Currently, many of the smaller lenders that serve VA loans do so by selling contracts to larger entities, thereby alleviating default risk. VA loans don't require down payments from most eligible buyers – another reason FHA loans have seen reduced traffic over the past two years. With the majority of the 2.5 million-plus troops who have served in Iraq and Afghanistan since 2001 having returned home, it's no wonder interest in VA loans has spiked while the FHA has increased insurance costs to offset depleted funds. Fannie and Freddie loans have also garnered renewed interest, attracting buyers who otherwise may have opted for FHA loans before down payment and insurance costs were adjusted. But the government-program loans still provide the most direct and affordable path to homeownership for a lot of first-time applicants.

The Changing Environment

Mortgage insurers, meanwhile, stand to gain as the shift toward private mortgage lending takes hold. According to data compiled by the Mortgage Bankers Association, nearly 15 percent of all home loans were backed by private entities during the third quarter of 2014, and that trend may only be furthered as Fannie and Freddie's roles continue to evolve. If there's incentive to do so, it seems most private insurers will pick up the additional costs that come with VA loans, as well. There's no doubt about one thing: The veteran market is as full of eligible homebuyers as any demographic, especially at a time when traditional mortgage credit qualification terms have been more restrictive.

"As private capital we certainly would like to explore as many ways as possible to prudently participate in the housing recovery and expansion," Mike Zimmerman of MGIC told Bloomberg, adding that supplemental insurance would be included in that expansion.
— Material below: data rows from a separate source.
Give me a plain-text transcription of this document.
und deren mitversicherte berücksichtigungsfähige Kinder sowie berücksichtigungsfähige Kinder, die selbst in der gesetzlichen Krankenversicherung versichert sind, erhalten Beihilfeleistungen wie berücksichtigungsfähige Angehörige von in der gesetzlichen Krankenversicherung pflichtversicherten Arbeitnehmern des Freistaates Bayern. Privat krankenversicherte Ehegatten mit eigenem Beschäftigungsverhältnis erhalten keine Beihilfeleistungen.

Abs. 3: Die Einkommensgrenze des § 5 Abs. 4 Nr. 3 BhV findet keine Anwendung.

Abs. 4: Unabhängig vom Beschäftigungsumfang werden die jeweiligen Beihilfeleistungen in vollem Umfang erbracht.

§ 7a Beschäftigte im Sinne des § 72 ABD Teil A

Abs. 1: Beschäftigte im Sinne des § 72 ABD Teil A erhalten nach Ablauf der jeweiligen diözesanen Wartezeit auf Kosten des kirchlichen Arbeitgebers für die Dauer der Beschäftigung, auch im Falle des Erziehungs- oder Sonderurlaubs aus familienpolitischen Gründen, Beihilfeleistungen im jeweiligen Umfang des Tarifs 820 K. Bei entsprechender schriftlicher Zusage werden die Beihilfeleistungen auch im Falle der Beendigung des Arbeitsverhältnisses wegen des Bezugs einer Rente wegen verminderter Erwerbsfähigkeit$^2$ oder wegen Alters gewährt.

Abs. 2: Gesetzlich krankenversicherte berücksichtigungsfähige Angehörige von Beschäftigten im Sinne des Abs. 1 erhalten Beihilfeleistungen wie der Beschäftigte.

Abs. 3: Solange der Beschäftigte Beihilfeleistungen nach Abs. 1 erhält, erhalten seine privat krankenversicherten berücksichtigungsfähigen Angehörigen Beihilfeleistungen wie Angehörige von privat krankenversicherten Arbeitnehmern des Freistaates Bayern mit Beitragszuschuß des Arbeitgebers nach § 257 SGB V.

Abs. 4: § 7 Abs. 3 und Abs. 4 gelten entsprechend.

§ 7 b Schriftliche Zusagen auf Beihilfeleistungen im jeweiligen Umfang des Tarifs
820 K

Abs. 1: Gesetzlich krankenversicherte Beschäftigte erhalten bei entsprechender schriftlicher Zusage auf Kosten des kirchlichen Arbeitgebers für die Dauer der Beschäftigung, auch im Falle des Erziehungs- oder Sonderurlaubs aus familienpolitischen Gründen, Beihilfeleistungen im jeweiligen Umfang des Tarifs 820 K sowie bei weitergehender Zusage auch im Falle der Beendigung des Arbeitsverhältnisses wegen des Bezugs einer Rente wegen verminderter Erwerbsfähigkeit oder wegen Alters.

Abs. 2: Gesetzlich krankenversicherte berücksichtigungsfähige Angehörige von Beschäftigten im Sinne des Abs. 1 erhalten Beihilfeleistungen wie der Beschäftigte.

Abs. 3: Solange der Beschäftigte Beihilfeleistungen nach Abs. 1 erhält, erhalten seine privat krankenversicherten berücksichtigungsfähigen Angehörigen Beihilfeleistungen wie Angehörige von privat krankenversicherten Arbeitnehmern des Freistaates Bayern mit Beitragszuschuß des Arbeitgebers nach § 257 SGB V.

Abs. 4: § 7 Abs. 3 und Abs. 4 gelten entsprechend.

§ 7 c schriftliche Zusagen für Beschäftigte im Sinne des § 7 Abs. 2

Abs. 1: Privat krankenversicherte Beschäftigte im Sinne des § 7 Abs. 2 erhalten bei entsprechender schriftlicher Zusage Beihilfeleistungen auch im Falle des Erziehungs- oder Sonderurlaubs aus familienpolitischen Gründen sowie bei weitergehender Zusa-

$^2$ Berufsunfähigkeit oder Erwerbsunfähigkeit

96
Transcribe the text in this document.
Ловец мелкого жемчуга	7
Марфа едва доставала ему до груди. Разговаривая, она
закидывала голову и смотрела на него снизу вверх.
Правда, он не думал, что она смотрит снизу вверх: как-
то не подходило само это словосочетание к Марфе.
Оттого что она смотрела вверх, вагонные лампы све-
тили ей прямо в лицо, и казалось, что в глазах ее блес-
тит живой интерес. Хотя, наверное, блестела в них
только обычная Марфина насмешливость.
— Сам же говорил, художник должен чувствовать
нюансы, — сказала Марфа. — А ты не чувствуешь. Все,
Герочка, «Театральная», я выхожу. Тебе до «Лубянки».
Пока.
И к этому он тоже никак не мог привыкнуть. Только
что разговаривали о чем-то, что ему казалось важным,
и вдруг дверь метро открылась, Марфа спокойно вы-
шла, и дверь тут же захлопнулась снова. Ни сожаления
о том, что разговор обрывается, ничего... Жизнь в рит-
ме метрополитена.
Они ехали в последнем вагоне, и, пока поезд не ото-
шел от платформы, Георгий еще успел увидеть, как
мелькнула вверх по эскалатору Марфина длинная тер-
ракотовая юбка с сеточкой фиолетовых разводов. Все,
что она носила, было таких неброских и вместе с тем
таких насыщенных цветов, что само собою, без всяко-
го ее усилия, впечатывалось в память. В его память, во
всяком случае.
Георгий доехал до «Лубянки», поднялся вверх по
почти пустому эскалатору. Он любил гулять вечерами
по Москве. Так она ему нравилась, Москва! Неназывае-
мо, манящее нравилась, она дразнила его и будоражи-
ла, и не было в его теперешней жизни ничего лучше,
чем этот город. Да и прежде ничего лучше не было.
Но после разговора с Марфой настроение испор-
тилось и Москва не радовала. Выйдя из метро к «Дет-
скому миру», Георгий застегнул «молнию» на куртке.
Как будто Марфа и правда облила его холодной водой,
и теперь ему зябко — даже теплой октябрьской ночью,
Pending changes to the secondary mortgage market – specifically regarding the future of GSEs such as Fannie Mae and Freddie Mac – make the question of whether more private lenders will absorb VA loan risk difficult to answer. There's no doubt the number of eligible homebuyers equates to opportunity for a number of private organizations, but uncertainty about the industry's future can make such entities non-committal. Fannie and Freddie have already announced plans to create a common securitization platform, and though it may be part of a multi-year transition, that initiative is in line with the presumed goal of reducing the GSEs' collective footprint and streamlining the secondary mortgage market as a whole.

The FHFA still oversees Fannie and Freddie operations, while the VA and FHA operate independently. Going forward, eligible homebuyers may find that government-program loans with the most favorable terms are also the most widely available, especially in an environment where the Qualified Mortgage rule's specific qualification terms forces many private entities to either seek other options or remove themselves from the mortgage market entirely.